G4 Migration Deadline is Around the Corner

In just over one month, Google Analytics 4 (GA4) will replace Universal Analytics (UA)—forever. Many have made the transition, even if it meant kicking and screaming doing so. If you are still in the process of making the switch, keep the limited time frame in mind. Above all, know that not only can you transition—you have to transition.

A look back…

Yes, it was one year ago when word surrounding Google’s decision to make this dramatic change began to make news. Marketers were urged to adapt to GA4 as soon as possible, if only to ensure that all of their data would still be intact once the transition was complete.
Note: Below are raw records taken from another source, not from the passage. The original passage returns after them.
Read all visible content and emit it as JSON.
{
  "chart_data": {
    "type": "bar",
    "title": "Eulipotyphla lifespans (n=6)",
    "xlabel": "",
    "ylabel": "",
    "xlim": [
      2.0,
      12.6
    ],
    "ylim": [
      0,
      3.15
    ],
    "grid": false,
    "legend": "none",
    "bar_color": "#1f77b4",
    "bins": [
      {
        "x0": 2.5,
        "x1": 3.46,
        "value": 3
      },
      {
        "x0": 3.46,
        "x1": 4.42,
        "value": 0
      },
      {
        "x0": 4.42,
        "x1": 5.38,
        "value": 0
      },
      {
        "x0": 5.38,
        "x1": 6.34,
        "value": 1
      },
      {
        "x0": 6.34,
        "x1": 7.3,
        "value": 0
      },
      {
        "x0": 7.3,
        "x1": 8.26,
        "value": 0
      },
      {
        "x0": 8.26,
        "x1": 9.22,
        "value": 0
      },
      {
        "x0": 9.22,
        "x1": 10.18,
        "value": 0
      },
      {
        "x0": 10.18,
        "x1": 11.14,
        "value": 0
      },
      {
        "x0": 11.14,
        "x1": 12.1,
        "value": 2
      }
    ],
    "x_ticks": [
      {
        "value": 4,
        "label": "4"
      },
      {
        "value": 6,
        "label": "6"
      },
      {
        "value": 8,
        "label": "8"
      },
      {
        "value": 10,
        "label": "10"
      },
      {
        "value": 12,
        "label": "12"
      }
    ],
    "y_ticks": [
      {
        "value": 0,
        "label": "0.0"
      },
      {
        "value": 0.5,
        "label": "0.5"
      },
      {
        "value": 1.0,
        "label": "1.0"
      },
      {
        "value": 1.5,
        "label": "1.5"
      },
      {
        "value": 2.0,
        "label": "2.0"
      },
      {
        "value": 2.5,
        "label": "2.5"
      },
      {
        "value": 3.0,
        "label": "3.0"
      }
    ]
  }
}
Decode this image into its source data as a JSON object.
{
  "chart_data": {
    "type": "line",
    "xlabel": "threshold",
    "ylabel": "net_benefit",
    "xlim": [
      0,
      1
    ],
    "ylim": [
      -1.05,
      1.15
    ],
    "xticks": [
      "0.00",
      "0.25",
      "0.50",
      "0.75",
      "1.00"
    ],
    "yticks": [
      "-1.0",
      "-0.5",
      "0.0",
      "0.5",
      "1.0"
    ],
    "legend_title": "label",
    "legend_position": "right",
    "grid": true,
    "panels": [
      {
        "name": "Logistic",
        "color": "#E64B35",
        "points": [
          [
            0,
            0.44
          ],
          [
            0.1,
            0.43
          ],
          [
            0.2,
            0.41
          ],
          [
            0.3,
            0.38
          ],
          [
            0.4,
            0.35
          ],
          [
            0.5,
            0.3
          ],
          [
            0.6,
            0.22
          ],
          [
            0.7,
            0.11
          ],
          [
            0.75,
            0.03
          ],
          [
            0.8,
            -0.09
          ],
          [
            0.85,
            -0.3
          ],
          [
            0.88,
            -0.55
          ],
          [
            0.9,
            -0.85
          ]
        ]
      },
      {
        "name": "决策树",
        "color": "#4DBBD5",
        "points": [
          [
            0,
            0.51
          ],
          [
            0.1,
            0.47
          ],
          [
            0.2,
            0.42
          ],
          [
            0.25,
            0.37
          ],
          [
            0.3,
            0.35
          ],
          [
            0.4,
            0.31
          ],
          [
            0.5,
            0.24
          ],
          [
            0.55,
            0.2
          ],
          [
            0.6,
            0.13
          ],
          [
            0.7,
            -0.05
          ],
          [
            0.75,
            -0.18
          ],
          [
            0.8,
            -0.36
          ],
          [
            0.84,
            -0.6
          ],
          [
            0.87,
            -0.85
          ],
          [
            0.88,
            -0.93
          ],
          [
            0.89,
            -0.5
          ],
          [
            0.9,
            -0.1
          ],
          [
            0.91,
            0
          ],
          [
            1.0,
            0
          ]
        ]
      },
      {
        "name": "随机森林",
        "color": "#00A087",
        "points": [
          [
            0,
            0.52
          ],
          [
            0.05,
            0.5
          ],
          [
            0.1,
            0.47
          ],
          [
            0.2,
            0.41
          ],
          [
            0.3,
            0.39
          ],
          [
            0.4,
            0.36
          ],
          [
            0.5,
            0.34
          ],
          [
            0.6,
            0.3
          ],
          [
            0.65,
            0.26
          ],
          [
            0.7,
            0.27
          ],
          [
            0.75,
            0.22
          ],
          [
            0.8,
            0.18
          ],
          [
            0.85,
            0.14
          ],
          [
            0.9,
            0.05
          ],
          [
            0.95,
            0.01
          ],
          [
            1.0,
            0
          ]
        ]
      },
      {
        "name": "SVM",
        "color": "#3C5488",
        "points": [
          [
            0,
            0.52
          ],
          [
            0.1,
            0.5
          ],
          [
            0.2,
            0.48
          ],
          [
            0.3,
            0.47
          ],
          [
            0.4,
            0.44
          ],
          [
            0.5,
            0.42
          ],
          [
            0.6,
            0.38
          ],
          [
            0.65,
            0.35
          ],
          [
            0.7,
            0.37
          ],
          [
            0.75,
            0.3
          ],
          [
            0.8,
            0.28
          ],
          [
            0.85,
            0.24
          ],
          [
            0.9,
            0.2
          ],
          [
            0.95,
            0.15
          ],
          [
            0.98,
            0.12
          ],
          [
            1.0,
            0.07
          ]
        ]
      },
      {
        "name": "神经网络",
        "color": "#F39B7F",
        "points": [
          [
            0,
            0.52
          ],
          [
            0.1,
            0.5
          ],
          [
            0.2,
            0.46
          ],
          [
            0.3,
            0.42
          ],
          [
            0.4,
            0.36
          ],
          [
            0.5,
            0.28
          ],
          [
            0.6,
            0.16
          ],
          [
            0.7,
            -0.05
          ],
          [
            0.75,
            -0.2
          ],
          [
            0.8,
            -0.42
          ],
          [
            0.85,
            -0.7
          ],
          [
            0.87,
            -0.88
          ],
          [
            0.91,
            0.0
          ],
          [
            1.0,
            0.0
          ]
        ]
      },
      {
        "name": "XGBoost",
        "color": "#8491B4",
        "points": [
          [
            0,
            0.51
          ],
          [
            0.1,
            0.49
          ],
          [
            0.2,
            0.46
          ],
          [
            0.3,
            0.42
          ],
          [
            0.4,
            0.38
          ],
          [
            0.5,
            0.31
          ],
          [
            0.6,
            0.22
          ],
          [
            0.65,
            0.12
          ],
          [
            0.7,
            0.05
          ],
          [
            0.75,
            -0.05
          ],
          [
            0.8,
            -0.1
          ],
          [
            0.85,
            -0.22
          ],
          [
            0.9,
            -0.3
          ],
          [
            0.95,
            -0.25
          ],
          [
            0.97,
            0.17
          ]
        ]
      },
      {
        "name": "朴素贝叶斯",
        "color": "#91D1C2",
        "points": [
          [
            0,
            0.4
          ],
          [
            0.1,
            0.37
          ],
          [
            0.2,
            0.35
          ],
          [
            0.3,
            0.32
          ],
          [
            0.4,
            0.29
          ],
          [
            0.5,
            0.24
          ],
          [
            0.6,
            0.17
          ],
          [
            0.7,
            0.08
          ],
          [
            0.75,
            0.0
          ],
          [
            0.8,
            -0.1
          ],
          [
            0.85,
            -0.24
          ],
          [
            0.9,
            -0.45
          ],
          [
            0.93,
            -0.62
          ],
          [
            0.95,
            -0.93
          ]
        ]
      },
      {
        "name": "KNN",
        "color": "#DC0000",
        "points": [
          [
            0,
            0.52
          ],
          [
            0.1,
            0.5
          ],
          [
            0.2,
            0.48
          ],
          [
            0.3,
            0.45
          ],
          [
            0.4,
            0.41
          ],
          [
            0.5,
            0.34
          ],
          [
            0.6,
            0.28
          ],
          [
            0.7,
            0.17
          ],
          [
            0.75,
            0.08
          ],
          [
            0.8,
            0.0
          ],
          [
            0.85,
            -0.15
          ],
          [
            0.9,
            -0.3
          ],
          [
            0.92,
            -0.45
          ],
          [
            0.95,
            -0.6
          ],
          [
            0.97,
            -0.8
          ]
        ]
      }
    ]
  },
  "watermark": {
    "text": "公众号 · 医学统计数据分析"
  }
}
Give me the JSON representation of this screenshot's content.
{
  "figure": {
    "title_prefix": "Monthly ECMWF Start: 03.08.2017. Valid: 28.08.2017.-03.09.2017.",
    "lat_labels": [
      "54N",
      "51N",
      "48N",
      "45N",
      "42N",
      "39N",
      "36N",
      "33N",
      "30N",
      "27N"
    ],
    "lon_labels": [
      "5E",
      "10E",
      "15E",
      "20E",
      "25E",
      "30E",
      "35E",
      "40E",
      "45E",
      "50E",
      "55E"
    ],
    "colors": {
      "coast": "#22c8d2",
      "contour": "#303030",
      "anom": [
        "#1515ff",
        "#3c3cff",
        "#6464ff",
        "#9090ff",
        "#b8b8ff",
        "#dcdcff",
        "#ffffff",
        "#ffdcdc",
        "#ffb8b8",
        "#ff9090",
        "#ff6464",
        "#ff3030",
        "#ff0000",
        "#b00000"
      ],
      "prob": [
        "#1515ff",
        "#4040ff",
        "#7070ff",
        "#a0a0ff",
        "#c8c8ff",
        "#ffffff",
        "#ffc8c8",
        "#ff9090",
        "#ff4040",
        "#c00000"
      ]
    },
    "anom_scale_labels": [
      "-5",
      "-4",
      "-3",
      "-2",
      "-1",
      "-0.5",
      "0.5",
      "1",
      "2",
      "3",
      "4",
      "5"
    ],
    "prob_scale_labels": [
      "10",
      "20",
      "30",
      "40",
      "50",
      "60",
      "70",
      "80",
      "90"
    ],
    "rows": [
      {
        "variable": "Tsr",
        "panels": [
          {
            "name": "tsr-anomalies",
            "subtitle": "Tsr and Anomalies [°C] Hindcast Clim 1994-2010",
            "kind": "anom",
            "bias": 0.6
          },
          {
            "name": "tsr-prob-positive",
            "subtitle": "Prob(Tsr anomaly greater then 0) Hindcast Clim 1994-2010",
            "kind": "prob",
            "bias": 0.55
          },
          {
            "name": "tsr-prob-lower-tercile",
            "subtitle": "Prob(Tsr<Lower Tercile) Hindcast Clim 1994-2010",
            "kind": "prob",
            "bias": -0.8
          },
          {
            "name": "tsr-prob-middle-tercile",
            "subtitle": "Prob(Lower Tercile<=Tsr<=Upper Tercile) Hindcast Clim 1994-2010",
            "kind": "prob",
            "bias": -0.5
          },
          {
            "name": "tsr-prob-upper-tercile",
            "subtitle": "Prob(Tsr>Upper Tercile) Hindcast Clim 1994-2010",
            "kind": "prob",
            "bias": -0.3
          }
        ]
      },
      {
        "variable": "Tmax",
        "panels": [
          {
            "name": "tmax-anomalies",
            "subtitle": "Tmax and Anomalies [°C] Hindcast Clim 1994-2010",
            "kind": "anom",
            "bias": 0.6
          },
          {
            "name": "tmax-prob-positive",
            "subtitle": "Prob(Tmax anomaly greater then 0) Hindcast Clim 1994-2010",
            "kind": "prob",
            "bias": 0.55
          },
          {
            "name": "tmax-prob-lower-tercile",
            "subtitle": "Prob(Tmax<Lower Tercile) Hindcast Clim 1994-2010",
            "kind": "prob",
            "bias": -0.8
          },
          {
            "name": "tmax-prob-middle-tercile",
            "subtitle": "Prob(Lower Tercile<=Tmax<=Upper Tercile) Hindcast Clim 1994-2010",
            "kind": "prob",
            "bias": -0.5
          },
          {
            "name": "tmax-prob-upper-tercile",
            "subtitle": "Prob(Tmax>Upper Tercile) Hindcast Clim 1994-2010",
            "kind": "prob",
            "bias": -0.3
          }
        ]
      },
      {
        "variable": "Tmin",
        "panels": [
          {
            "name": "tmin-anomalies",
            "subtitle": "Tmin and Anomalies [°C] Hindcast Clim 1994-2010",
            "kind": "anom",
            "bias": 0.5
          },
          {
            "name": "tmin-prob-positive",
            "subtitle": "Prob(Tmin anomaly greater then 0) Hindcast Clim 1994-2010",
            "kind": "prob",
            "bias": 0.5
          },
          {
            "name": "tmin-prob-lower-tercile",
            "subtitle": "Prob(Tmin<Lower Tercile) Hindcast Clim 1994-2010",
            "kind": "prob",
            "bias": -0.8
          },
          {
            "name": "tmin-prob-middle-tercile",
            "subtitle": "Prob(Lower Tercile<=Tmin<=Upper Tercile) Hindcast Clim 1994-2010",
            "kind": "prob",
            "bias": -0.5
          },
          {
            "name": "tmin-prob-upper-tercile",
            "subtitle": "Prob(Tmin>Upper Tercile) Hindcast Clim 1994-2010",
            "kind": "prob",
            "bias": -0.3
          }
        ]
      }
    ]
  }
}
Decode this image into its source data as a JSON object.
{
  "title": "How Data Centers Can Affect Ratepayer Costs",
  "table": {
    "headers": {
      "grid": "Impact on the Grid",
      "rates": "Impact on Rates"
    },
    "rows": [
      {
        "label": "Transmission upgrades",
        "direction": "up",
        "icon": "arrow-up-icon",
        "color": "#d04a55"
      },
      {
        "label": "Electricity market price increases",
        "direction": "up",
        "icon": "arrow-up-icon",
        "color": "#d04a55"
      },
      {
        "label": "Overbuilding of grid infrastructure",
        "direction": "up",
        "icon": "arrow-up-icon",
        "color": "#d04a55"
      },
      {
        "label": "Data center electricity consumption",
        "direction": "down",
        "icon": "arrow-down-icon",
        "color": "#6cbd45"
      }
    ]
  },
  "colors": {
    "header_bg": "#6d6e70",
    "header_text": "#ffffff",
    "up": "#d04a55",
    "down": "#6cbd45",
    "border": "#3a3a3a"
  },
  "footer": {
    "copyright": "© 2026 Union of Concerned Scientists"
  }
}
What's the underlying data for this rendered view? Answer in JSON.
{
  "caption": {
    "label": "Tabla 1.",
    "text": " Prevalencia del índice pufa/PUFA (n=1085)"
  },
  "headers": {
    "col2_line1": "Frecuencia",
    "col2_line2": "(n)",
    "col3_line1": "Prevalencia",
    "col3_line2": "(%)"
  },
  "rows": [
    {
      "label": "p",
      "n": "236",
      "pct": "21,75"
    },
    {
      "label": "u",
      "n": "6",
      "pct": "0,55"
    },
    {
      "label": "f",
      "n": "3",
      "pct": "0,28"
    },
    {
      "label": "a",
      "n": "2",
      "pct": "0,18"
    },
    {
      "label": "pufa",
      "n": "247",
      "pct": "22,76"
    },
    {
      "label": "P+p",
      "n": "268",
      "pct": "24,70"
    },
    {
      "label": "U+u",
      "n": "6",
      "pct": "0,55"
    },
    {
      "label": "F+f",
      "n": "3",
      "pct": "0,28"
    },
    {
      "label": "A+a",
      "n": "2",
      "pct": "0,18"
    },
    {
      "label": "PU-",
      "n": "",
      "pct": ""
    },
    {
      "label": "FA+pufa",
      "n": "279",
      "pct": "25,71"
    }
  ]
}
Those who, for whatever reason, have not made the change have to get moving. Difficult? Definitely. Maybe knowing in advance about some challenges—as well as benefits—will help.

Pointers of what to expect in getting used to GA4

Collen Thomas and Constantine von Hoffman of MarTech presented four steps that marketers must be mindful of so that the change to GA4 might be smoother—or at least not as surprising.

  1. Status of GA4 transition. Marketers must check with their website providers vendors and find out whether or not the transition to GA4 has been made, as well as whether or not there will be a charge for this migration or built into the hosting package.

  2. Putting up with “Page Title.” Apparently, one of the frustrations faced by marketers who have made the transition is not being able to gauge data in the more standard reports. That’s because the Page Title is the default identifier—and does not provide the URL as it did in UA. Solution: In the reports section, marketers should add “Page Path,” as this provides the specific value after the domain.

  3. No more filters. One of the more legitimate complaints about GA4 is that it does not customize filters. What marketers were able to check via IP address, location, and other set filters in UA does not happen in GA4. Exclusion by domain name in GA4 is perhaps the greatest challenge in GA4, and Ms. Harris suggests that marketers should concentrate on moving over their domain filters.

  4. Two columns only. Finally, marketers are having to get used to no longer having a third column to check. In UA, work was typically performed within a view—which was different for everyone on the marketing team. There is only one view for data in GA4, which is derived from data streams, and all the viewable information is the same for each team member to work from. While this requires a lot of adjustment, it will in time be easier for marketers to see the data that’s changing and the trends that are taking shape, ultimately keeping all team members literally on the same page.

This checklist can also be a guide to marketers in the differences and purpose of why GA is set up as it is.

Four benefits that outweigh any inconveniences

Everybody will win with GA4, but for those who have doubts, here are four advantages that were not possible with UA:

  1. Easy on the marketers’ eyes: This ties in with the fourth point listed above. In a world where users are visiting site after site on a variety of devices—desktop computers, mobile phones, and tablets—the ability to track so much data on so many devices is beyond overwhelming. This problem is solved (or at least eased) with GA4, as the tracking capabilities of this new analytics system are far more advanced. Now, marketers have a better understanding of the touch points at where their customers are in the sales journey, and through what devices they are utilizing.

  2. Privacy: If nothing else, anyone who has not been happy about migrating from UA to GA4 will appreciate the upgraded and proactive privacy protections that will be in place. As Jim Pasqualone, Senior Director of Digital Growth at EGC states:

    Privacy concerns that individuals had, and businesses have—Google [GA4] is allowing us to solve them, not only in the now but predicting in the future some of the laws and regulations that might occur.

  3. Enhanced predictive analytics: UA used traditional statistical methods to provide analytics. GA4 uses machine learning to provide more accurate and predictive analytics. This is important because it can help you make better decisions about your marketing campaigns. For example, GA4 can use machine learning to predict which users are most likely to convert, so you can focus your marketing efforts on those users.
  4. Improved integration with other Google products: UA was not well integrated with other Google products. GA4 is better integrated with other Google products, such as Google Ads and Google Marketing Platform, which can make it easier to manage your marketing campaigns. For example, you can use GA4 data to create custom audiences in Google Ads, which can help you reach your target audience with more relevant ads.

So, the change may be tough, but the benefits will be great.